I am not surprised that the average ride length has dropped in Kuala Lumpur. I do the Damansara Heights ride fairly regularly. That one never exceeds 16 km / 10 mi. The Putrajaya ride tops out at just over 20 km / 12 mi.
The shorter rides in Kuala Lumpur are somewhat made up for by more frequent rides as compared to Houston and Den Haag.
I rode on average every 4 days in Houston. In Kuala Lumpur it is every 2.6 days. I put that down to linking up with a group of cyclists as soon as I arrived in Kuala Lumpur. There are four or five groups rides per week in Kuala Lumpur. There were three weekly group rides in Houston, and only one per week in Den Haag.
Elevation data is suspect. The barometric altimeter in the Edge 705 is not accurate if it is not calibrated before every ride.. I don’t bother. Websites like Strava and Ride With GPS allow users to overwrite GPS elevation data with data calculated using a variety of data sources and algorithms. This “corrected” elevation data is often, but not always, more reliable.
Nevertheless, it is interesting to look at elevation data for comparative reasons. I did expect the data to show that rides in Kuala Lumpur require the most climbing.

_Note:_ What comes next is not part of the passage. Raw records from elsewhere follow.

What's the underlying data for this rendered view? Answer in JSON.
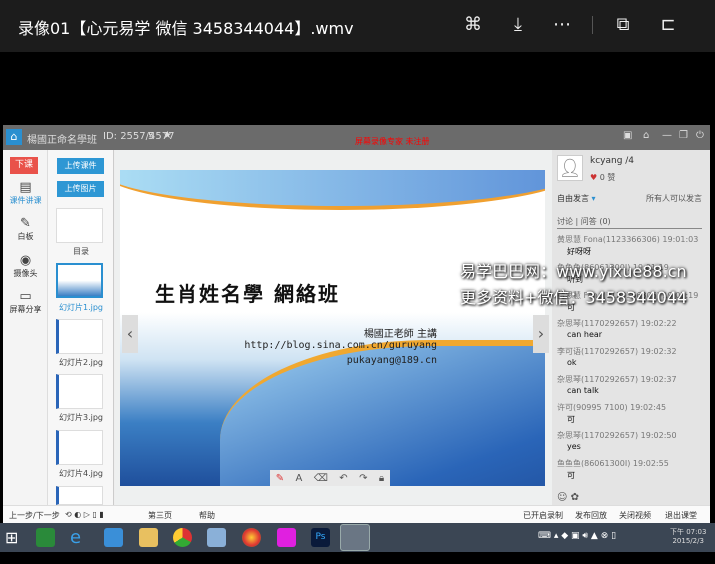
{
  "player": {
    "title": "录像01【心元易学 微信 3458344044】.wmv",
    "icons": [
      "share-icon",
      "download-icon",
      "more-icon",
      "cast-icon",
      "exit-icon"
    ]
  },
  "app": {
    "header": {
      "title": "楊國正命名學班",
      "room_id": "ID: 2557/4577",
      "users": "5",
      "recording_notice": "屏幕录像专家 未注册"
    },
    "sidebar": {
      "exit": "下课",
      "items": [
        "课件讲课",
        "白板",
        "摄像头",
        "屏幕分享"
      ]
    },
    "thumbs": {
      "upload1": "上传课件",
      "upload2": "上传图片",
      "items": [
        "目录",
        "幻灯片1.jpg",
        "幻灯片2.jpg",
        "幻灯片3.jpg",
        "幻灯片4.jpg"
      ]
    },
    "slide": {
      "title": "生肖姓名學 網絡班",
      "author": "楊國正老師 主講",
      "url": "http://blog.sina.com.cn/guruyang",
      "email": "pukayang@189.cn"
    },
    "right": {
      "username": "kcyang /4",
      "likes": "0 赞",
      "mode": "自由发言",
      "permission": "所有人可以发言",
      "tab": "讨论 | 问答 (0)",
      "messages": [
        {
          "from": "黄思慧 Fona(1123366306) 19:01:03",
          "text": "好呀呀"
        },
        {
          "from": "鱼鱼鱼(86061300I) 19:01:19",
          "text": "听到"
        },
        {
          "from": "黄思慧 Fona(1123366306) 19:01:19",
          "text": "可"
        },
        {
          "from": "杂思琴(1170292657) 19:02:22",
          "text": "can hear"
        },
        {
          "from": "李可语(1170292657) 19:02:32",
          "text": "ok"
        },
        {
          "from": "杂思琴(1170292657) 19:02:37",
          "text": "can talk"
        },
        {
          "from": "许可(90995 7100) 19:02:45",
          "text": "可"
        },
        {
          "from": "杂思琴(1170292657) 19:02:50",
          "text": "yes"
        },
        {
          "from": "鱼鱼鱼(86061300I) 19:02:55",
          "text": "可"
        }
      ]
    },
    "status": {
      "left": "上一步/下一步",
      "middle": "第三页",
      "help": "帮助",
      "right": [
        "已开启录制",
        "发布回放",
        "关闭视频",
        "退出课堂"
      ]
    }
  },
  "watermark": {
    "line1": "易学巴巴网：www.yixue88.cn",
    "line2": "更多资料+微信：3458344044"
  },
  "taskbar": {
    "time": "下午 07:03",
    "date": "2015/2/3"
  }
}
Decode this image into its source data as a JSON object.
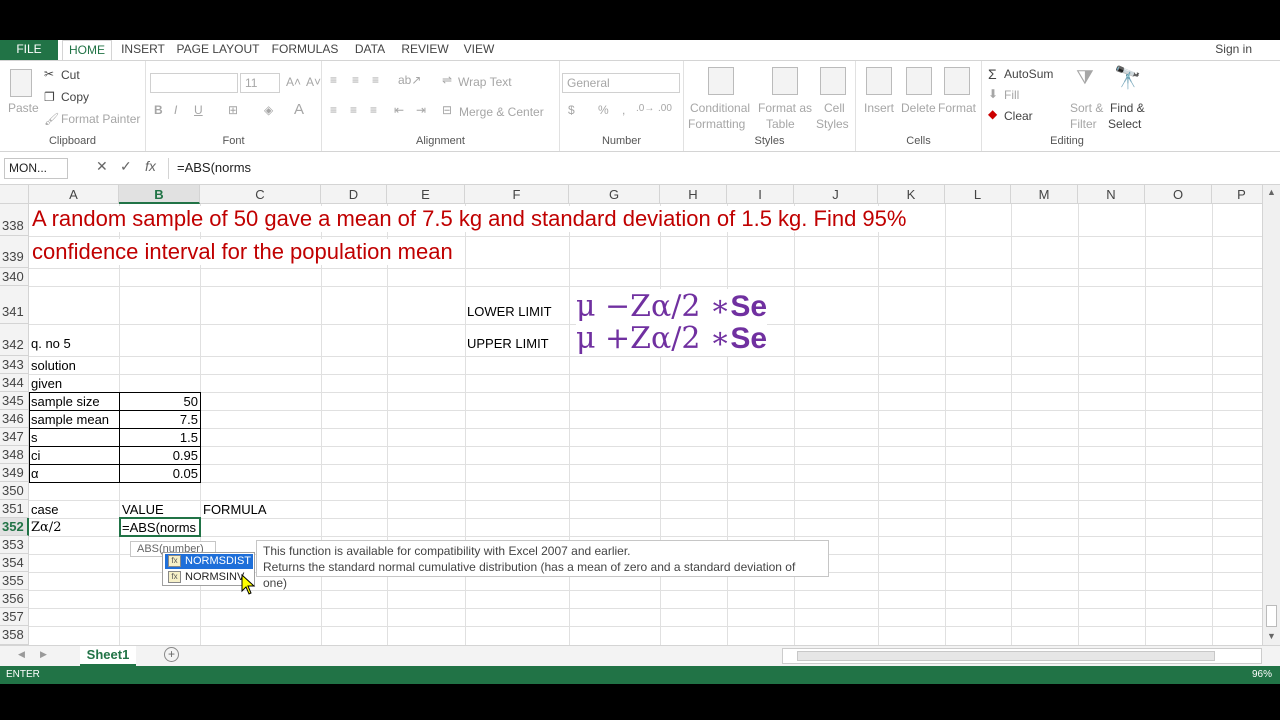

The average for Houston surprised me at first, but upon reflection it makes sense. Chappell Hill was within easy reach by car. We rode quite a bit there. Training for the hills of Austin that were to come in the BP MS150!
The Netherlands is as flat as advertised. Cyclists are only partly joking when they say they go to a multi-storey car park to practice hill climbs. The Dutch hide some elevation in the dunes along the coast but that is about it. The climbing average for Den Haag is padded by a few visits to Limburg and Belgium, where there are some real hills.
Regular readers will already know that I was startled by the degree of climbing required when riding around Kuala Lumpur.
It won’t be long before I surpass the number of meters I climbed whilst in the low country.
The final number is also for guidance only. You know what I mean if you have ever looked at the “calories burned” numbers that exercise machines produce.
However I won’t let details get in the way of feeling pleased with myself for burning the caloric equivalent of 1,802 Big Macs.
A milestone ahead, pardon the pun, is 25,000 km / 15,534 mi total distance. I’ll be beyond 1,000,000 calories burned by then. I wonder what number that would be in nasi lemak terms?